Montpellier : prison ferme pour des dealers de la cité Gély

Trois des cinq dealers présumés interpellés mercredi dernier par les policiers de la sûreté départementale de l’Hérault à la cité Gély, dans le faubourg de Figuerolles à Montpellier étaient jugés en fin de semaine dernière en comparution immédiate devant le tribunal correctionnel.

Deux d’entre-eux, un Nîmois de 30 ans et un Marocain en situation irrégulière âgé de 19 ans ont été condamnés à des peines de prison ferme : huit mois pour le premier, cinq mois pour le second, incarcérés dans la foulée du jugement à la maison d’arrêt de Villeneuve-lès-Maguelone. Le troisième âgé de 18 ans, aperçu par les policiers dans une coursive a été libéré et a écopé de 70 heures de travail d’intérêt général, TIG.

Deux points de deals

Deux points de deals ont été démantelés, l’un sous le préau de l’ancienne école, rue Ronsard et l’autre dans une coursive proche, rue de Malherbe. Les clients qui ont également été interpellés lors de cette nouvelle « descente » de police assurent se fournir là depuis six mois. Un complice sera jugé devant le tribunal pour enfants, tandis que la cinquième personne arrêtée et placée en garde à vue a reçu une composition pénale.

Les policiers ont démasqué cinq « charbonneurs », des revendeurs de drogue qui sont directement au contact des consommateurs, sur les lieux de deals, qui gangrènent la cité Gély. « On achète herbe et résine de cannabis, cocaïne et autres produits illégaux en faisant la queue jusqu’aux tables de jardin dressé à même sur le trottoir, ou derrière un trou creusé dans un mur, un véritable drive de la drogue qui fonctionne 24h sur 24. Les charbonneurs pèsent la drogue sur place avec une balance de boucher; Il faut savoir que la beuh vendue par les gitans à la cité Gély est la moinschère de la ville », témoigne un toxicomane « accro » à Métropolitain.

Grand consommateur, mais pas dealeur

Selon les enquêteurs du commissariat central qui multiplie planques et filatures, à peine un lieu de deal est-il fermé, qu’un autre s’installe pas très loin…Mercredi dernier,  328 g de résine de cannabis, 25 g de cocaïne et 15 kg d’herbe de cannabis, dont 7 kg cachés dans une voiture à proximité ont été saisis.

Le Nîmois trentenaire jugé vendredi affirme ne pas dealer, mais uniquement consommer 10 g d’herbe par semaine. Mais, quand la police est arrivée, il s’est enfui, avant d’être rattrapé, avec dans son sac à dos 288 g d’herbe, d’une valeur de 2 000 €, une balance et des sachets de conditionnement; « Abandonnés dans la panique par terre, j’ai fait la grosse erreur de tout ramasser », plaide t-il…

En récidive à cause de sept condamnations, cet ancien étudiant en sport, devenu coffreur en intérim n’aurait pas pensé aux représailles, en cas d’un vol de stupéfiants. Le Marocain de 19 ans a remis 350 € en petites coupures aux policiers qui ramasseront aussi au sol les 250 €, dont il s’est débarrassé à leur vue. Il a répété au procès que cet argent provenait d’une vente de scooter. mais, aucune trace n’a été retrouvée par les policiers.

Les condamnations

70 heures de travail d’intérêt général -TIG- ont été infligés au plus jeune arrêtés cité Gély. Les deux autres écopent de peines mixtes avec sursis et mise à l’épreuve. Le Nîmois est incarcéré pour un an, dont quatre mois avec sursis. Le Marocain est condamné à neuf mois de prison, dont quatre avec sursis.
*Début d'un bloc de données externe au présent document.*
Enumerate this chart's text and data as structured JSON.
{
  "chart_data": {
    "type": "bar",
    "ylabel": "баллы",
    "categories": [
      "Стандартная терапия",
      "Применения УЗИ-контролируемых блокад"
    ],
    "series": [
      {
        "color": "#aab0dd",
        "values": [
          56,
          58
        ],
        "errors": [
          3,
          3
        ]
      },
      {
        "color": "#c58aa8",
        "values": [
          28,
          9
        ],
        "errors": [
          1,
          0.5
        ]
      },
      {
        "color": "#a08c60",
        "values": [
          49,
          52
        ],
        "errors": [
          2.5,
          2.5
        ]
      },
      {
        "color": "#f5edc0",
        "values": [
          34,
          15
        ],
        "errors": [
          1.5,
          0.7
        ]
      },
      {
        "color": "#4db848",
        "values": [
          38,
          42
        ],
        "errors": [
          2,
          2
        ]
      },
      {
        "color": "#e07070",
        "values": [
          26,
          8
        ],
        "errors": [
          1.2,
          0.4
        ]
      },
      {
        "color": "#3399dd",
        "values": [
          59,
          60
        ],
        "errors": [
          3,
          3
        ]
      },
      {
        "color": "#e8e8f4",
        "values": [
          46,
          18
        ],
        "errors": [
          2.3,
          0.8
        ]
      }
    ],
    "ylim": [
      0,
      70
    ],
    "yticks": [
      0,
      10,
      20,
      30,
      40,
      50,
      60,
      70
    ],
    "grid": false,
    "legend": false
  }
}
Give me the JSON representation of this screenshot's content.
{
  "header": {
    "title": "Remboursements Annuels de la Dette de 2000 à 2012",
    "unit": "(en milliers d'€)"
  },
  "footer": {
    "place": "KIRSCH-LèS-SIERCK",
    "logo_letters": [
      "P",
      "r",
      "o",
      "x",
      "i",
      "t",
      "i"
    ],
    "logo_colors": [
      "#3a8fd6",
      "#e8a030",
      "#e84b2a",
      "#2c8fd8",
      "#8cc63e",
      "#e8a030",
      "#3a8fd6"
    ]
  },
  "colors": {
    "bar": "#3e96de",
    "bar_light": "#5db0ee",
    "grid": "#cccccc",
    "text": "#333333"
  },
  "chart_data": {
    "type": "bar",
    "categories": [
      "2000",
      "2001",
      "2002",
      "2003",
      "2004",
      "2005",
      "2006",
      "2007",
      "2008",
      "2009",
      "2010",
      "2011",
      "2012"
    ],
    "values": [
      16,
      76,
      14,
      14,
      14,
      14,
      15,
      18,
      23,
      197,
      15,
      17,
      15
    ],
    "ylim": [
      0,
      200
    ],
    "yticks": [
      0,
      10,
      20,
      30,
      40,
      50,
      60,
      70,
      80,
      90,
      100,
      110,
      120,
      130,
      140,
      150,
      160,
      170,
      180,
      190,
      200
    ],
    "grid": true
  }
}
La cité Gély reste sous une discrète et étroite surveillance, notamment depuis que 17 tirs avec une arme à feu de gros calibre ont visé les policiers de la Sécurité publique qui finissaient une perquisition, rue Ronsard, à la mi-juillet. Le tireur qui est identifié est toujours en fuite. Il est recherché par les policiers du SRPJ de Montpellier.